New child asthma gene found

Increases risk of asthma

Scientists have identified a new gene involved in childhood asthma, and say the discovery may help lead to new treatments for the common respiratory disease.

Asthma, occurs when the airways – the small tubes that carry air in and out of the lungs become narrowed and inflamed, causing wheezing, coughing, chest tightness and shortness of breath.

Over one million children and four million adults in the UK are currently treated for the condition.

In one of the largest studies of its kind, scientists at the Children's Hospital of Philadelphia compared the genes of 793 children who had persistent asthma with those from 1,988 healthy children.

To date, only one other single gene has been identified which increases someone's chances of developing asthma.

Their results found the same genetic variation on chromosome 17 which had been previously identified, but they also found the asthmatic children had a genetic variation in a gene called DENND1b.

Repeating the research with a group of 2,400 European subjects and controls and further analyses on a group of 3,700 African American children showed the same gene for asthma susceptibility in all groups.

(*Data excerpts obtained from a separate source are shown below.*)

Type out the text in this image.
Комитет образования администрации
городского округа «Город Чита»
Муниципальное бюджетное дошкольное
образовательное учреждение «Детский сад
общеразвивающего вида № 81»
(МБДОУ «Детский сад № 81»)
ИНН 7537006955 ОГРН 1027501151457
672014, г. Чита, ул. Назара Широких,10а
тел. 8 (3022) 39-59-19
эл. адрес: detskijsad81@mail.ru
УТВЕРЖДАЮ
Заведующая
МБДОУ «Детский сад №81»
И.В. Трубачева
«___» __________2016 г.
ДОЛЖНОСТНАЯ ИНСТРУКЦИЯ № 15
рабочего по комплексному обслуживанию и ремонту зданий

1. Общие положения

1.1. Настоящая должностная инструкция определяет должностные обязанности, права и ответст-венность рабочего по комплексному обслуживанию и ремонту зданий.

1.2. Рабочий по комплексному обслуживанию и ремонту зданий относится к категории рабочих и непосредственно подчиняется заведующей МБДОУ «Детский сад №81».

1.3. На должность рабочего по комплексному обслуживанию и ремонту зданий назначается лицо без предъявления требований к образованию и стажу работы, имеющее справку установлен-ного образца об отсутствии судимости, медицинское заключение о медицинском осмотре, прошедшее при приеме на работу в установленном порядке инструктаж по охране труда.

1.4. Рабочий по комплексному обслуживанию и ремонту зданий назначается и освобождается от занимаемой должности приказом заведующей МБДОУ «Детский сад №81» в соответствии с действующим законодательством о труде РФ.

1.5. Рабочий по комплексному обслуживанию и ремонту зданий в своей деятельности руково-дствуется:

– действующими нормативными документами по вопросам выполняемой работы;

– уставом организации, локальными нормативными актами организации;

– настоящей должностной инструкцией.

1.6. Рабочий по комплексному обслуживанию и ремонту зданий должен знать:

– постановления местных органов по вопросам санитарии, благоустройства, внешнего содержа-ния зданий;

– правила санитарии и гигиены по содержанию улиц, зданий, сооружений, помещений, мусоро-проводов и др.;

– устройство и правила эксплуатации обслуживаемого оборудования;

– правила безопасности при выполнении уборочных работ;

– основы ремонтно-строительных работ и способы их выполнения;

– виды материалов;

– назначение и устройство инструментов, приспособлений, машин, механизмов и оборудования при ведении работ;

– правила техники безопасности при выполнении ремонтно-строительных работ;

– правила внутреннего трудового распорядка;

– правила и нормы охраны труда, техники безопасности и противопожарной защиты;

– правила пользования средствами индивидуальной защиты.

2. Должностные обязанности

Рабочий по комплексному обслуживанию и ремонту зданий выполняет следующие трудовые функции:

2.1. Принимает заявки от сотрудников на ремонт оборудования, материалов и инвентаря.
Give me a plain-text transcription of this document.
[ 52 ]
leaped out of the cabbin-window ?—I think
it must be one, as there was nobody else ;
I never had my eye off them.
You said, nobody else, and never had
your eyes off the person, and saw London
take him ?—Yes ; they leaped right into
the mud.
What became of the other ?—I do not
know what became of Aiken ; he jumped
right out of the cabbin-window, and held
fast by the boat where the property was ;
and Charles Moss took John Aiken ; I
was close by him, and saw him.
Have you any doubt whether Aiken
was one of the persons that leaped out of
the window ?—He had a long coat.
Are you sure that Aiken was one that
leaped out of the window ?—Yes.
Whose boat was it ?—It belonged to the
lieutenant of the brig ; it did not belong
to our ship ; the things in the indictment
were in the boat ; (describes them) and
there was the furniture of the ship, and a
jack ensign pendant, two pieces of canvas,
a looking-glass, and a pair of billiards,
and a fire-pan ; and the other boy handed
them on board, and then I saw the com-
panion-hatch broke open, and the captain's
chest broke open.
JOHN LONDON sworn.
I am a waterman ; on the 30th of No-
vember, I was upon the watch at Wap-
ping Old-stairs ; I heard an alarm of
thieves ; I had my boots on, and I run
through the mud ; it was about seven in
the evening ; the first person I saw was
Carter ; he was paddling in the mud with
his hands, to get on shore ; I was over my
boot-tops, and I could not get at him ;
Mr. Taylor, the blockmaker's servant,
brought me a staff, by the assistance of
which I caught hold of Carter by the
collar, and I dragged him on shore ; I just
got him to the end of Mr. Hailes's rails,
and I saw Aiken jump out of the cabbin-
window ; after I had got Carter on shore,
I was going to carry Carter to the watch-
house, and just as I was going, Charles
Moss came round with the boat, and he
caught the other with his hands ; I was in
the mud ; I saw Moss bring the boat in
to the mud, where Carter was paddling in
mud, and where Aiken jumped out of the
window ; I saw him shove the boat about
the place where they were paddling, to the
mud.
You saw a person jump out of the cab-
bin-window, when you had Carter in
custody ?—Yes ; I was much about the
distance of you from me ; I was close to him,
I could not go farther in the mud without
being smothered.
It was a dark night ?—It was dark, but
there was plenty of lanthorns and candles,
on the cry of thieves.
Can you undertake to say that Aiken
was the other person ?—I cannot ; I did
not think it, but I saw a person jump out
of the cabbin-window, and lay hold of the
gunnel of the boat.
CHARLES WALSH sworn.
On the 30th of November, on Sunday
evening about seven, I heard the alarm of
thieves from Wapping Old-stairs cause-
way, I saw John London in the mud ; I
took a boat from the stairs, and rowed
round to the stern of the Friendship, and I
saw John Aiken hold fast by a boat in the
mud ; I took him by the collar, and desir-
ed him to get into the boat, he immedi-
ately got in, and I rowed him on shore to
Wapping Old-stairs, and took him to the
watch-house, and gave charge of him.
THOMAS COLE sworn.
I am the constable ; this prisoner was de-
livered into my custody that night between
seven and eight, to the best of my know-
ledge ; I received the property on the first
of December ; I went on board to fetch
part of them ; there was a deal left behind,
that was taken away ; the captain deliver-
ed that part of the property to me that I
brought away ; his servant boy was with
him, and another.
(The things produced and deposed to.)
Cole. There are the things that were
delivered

The gene is known to be important in helping regulate cells of the immune system respond to foreign material such as bacteria, viruses and allergens - particles which may trigger an asthma attack.

"We now know that the DENND1B gene and its protein are involved in the release of cytokines, which are signalling molecules that in this case tell the body how it should respond to foreign particles," said Dr. Hakon Hakonarson.

"Many of these particles are well-known triggers of asthma. In asthma, patients have an inappropriate immune response in which they develop airway inflammation and overreaction of the airway muscle cells, referred to as airway hyper-responsiveness.

"The gene mutations in DENND1B appear to lead to overproduction of cytokines that subsequently drive this over-sensitive response in asthma patients. "

Because the gene influences how the immune system reacts to allergens, it could lead to new treatments to specifically target the actions of the gene, said the scientists.

The results are published in today's online New England Journal of Medicine.